Per fare questo è fondamentale la costruzione di una alleanza terapeutica tra la persona con SM e lo specialista neurologo e la condivisione degli obiettivi e del percorso di cura nell’ottica dell’autodeterminazione della persona».

A che punto siete con la sperimentazione?

«La ricerca nell'ambito della sclerosi multipla va avanti in maniera molto svelta. Come detto al momento abbiamo più di 15 terapie approvate nella SM. Queste terapie hanno l’indicazione nel decorso infiammatorio prevalentemente nelle forme recidivanti remittenti e in maniera nettamente minore nelle forme progressive che mostrano infiammazione.

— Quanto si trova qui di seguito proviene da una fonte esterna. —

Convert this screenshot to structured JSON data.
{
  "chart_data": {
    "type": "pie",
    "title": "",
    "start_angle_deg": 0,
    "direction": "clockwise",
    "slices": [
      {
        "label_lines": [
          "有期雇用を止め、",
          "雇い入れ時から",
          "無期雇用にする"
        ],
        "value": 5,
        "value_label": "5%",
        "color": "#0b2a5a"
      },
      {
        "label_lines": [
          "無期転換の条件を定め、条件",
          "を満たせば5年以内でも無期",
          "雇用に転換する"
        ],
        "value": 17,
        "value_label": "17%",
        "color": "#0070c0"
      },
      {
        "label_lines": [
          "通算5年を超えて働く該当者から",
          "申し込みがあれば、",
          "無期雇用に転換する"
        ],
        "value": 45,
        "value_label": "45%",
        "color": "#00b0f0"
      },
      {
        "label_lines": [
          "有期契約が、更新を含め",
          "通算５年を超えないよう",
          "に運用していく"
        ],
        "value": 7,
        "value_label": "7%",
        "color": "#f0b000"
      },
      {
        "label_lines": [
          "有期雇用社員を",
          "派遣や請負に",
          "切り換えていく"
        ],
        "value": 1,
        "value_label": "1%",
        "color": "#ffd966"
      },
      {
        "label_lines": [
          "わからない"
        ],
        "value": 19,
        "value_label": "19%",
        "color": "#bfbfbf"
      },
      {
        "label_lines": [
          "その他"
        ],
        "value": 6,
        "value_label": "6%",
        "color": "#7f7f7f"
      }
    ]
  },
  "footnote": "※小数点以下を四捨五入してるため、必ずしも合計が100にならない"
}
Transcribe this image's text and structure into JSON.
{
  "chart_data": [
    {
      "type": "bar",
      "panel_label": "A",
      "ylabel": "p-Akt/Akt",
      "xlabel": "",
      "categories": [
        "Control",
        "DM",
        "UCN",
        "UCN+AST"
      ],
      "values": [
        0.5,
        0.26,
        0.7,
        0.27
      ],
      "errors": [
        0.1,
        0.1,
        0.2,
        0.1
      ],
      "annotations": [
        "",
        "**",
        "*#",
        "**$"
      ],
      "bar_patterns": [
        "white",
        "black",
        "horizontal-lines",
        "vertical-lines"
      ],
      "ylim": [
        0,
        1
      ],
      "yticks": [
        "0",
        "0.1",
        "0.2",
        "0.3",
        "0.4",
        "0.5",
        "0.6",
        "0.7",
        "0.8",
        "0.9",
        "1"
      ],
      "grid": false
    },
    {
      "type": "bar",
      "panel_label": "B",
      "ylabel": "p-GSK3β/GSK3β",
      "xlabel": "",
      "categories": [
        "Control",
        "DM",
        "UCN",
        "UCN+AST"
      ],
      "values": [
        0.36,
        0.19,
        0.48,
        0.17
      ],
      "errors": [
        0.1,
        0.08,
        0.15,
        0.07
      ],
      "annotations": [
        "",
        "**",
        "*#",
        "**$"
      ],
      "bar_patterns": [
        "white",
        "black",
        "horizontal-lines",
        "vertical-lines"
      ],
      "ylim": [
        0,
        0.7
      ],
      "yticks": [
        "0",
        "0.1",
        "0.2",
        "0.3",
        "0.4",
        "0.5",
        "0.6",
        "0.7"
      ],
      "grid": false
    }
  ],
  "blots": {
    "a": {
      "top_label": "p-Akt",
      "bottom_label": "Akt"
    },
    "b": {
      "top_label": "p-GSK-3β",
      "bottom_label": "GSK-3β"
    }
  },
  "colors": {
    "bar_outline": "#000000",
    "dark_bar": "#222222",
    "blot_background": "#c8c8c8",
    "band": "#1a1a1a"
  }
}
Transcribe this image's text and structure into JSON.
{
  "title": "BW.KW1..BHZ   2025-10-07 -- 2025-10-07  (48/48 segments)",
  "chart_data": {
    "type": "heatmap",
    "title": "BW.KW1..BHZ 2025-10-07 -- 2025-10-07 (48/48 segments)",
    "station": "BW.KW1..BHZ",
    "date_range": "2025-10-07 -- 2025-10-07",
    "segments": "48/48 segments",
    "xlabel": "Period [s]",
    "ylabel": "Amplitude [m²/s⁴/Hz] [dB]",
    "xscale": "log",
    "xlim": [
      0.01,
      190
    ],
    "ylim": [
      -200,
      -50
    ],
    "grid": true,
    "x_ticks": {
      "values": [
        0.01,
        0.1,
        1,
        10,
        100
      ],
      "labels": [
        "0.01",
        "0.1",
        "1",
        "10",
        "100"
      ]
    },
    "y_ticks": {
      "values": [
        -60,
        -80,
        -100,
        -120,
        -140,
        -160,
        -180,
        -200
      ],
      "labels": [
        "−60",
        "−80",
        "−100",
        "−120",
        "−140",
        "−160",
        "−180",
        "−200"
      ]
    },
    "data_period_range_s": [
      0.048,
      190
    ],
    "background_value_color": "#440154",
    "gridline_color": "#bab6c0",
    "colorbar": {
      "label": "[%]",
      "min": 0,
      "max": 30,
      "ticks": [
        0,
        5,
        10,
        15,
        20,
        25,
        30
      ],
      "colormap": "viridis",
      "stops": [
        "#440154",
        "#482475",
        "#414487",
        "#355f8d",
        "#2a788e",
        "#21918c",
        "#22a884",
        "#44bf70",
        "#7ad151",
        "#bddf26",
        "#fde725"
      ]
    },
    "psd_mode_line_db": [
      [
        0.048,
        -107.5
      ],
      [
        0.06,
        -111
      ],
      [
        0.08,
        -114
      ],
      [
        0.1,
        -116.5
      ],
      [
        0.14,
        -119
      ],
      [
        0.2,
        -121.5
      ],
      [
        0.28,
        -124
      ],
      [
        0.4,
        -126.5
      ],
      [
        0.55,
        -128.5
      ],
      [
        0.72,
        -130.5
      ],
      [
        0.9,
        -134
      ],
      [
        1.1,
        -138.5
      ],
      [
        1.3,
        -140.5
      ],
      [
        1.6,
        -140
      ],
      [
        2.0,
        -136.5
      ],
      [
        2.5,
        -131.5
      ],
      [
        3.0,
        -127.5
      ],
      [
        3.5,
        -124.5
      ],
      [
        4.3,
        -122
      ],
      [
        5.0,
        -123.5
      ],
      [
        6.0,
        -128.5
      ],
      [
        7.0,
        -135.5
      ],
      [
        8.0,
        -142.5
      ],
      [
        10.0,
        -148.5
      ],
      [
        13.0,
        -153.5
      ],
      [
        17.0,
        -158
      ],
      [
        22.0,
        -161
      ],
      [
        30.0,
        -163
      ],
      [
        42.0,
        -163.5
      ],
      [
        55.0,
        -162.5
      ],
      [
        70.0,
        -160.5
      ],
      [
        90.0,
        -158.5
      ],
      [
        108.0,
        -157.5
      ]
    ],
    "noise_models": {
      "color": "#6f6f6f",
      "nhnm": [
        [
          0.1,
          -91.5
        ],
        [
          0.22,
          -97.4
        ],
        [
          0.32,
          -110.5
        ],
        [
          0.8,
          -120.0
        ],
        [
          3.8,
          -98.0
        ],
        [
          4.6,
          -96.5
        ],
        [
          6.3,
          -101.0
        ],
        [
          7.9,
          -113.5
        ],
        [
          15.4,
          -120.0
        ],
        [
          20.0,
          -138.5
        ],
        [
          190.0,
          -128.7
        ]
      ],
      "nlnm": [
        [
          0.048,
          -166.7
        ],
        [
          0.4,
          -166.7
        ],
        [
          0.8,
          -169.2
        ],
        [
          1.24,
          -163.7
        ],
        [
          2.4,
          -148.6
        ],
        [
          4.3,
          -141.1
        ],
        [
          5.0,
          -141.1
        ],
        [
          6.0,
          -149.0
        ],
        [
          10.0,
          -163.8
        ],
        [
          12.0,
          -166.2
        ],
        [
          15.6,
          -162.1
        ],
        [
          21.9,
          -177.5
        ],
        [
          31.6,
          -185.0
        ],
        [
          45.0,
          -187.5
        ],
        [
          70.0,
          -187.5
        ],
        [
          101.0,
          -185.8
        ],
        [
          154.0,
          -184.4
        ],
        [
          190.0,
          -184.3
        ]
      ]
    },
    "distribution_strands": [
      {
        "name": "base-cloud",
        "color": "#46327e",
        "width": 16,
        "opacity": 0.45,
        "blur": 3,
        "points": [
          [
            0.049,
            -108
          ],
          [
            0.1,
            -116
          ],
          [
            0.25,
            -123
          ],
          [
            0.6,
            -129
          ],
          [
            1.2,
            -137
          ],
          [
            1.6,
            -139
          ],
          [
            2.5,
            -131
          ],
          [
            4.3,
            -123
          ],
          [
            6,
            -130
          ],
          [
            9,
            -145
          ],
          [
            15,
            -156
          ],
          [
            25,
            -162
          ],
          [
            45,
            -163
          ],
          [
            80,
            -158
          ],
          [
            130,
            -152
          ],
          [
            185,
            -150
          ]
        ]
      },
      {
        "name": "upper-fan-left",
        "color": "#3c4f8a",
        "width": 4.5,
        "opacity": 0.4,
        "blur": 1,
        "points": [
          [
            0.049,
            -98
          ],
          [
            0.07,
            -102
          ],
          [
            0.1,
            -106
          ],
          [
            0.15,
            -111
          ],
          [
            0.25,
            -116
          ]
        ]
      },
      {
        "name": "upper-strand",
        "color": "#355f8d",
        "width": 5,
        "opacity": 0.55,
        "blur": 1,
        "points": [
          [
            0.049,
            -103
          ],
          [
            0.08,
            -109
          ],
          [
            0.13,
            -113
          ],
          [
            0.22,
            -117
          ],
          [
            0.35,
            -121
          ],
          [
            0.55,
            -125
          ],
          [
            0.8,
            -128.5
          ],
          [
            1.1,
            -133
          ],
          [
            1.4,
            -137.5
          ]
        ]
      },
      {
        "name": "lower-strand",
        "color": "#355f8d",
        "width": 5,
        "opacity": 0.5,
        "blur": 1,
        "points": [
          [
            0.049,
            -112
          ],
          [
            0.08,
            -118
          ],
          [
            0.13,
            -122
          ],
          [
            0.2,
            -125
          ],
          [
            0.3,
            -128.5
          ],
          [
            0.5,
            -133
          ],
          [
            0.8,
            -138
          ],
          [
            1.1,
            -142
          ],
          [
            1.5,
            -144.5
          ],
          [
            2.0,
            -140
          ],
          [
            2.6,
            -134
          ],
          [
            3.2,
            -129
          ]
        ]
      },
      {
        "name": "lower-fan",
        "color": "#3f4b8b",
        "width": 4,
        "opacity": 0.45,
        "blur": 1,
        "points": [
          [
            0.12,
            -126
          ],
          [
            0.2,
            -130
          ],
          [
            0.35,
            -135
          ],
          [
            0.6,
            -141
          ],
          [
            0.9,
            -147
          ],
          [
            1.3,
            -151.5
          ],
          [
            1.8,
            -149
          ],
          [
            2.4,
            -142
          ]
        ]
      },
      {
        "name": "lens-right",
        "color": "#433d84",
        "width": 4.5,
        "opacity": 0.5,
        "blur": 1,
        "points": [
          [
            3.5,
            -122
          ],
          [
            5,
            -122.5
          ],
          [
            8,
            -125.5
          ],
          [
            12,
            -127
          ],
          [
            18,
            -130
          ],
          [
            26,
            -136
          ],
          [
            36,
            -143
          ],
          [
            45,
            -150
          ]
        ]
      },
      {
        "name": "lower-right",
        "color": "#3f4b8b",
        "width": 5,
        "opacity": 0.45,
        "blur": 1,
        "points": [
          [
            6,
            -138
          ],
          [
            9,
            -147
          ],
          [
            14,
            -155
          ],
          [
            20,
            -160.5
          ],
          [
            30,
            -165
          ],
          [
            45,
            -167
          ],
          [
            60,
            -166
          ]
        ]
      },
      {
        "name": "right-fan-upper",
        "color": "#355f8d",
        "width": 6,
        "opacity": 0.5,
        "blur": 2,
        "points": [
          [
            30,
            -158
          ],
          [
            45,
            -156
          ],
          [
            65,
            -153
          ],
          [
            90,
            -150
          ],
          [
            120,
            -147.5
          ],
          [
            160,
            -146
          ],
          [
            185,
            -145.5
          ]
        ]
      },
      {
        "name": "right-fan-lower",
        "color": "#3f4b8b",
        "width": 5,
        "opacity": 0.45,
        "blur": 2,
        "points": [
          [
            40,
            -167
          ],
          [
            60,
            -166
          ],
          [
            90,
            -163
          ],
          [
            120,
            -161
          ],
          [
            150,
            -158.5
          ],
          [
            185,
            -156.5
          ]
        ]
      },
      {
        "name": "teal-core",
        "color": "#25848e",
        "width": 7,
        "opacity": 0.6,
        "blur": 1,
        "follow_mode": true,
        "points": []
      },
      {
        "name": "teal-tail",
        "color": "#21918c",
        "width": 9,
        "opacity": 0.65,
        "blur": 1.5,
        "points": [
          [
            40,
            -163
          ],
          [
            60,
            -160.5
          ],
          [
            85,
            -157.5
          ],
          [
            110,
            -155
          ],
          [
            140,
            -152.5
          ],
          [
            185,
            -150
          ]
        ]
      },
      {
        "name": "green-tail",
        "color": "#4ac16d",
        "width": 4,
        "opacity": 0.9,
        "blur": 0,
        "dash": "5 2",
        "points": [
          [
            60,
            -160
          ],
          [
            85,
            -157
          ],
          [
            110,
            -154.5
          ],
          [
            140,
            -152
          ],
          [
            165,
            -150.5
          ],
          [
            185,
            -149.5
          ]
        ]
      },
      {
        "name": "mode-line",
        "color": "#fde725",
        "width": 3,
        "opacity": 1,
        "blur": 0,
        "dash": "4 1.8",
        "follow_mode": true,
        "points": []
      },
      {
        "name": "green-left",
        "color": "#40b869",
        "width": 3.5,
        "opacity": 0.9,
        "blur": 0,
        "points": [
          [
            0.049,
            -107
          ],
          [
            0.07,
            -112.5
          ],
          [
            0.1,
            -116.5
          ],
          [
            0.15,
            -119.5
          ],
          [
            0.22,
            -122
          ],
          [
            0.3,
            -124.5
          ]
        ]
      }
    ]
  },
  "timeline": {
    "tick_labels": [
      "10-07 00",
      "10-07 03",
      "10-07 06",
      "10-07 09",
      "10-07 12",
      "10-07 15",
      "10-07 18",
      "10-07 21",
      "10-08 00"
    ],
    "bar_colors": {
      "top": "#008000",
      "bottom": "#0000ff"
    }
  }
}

Esistono però ancora dei bisogni insoddisfatti perché non tutte le persone rispondono in maniera ottimale ai diversi farmaci e per i decorsi progressivi le possibilità terapeutiche sono limitate. Inoltre, come più volte sottolineato, mentre le strategie terapeutiche agiscono su diversi meccanismi immunologici un punto critico è la protezione diretta del sistema nervoso e la possibilità di rigenerare le cellule nervose e la mielina.

Al momento attuale sono in corso varie sperimentazioni (di fase I, II e III) con molecole nuove e meccanismi d'azione diversi rispetto a quelli già disponibili e alcuni studi sono focalizzati sulla protezione e sulla rigenerazione dei tessuti.

Alcuni approcci terapeutici in fase di sperimentazione interessanti sono le cosiddette terapie cellulari. In particolare, si stanno sperimentando degli approcci con il trapianto autologo di cellule staminali ematopoietiche che hanno essenzialmente uno scopo di agire in maniera più drastica sul sistema immunitario cercando di indirizzarlo, nella fase di ricostruzione, verso la tolleranza nei confronti delle componenti proprie del sistema nervoso.

Nel 2023 inoltre sono stati pubblicati i risultati di due studi sperimentali esploratori (fase I, quindi in fase molto iniziale) sull'uomo con cellule staminali neuronali. I risultati sono molto interessanti perché hanno evidenziato la sicurezza della procedura ed emergono dei segnali positivi su alcuni parametri strumentali ma ribadisco sono molto preliminari.

Si tratta però di studi molto importanti perché aprono la strada per sperimentazioni future che vanno nella direzione della possibile rigenerazione.

Altri ambiti di sperimentazione sono quelli neuro-riabilitativi sia per gli aspetti motori che cognitivi e senza dubbio le nuove tecnologie stanno permettendo anche in questo ambito di ottenere dei risultati importanti e molto interessanti».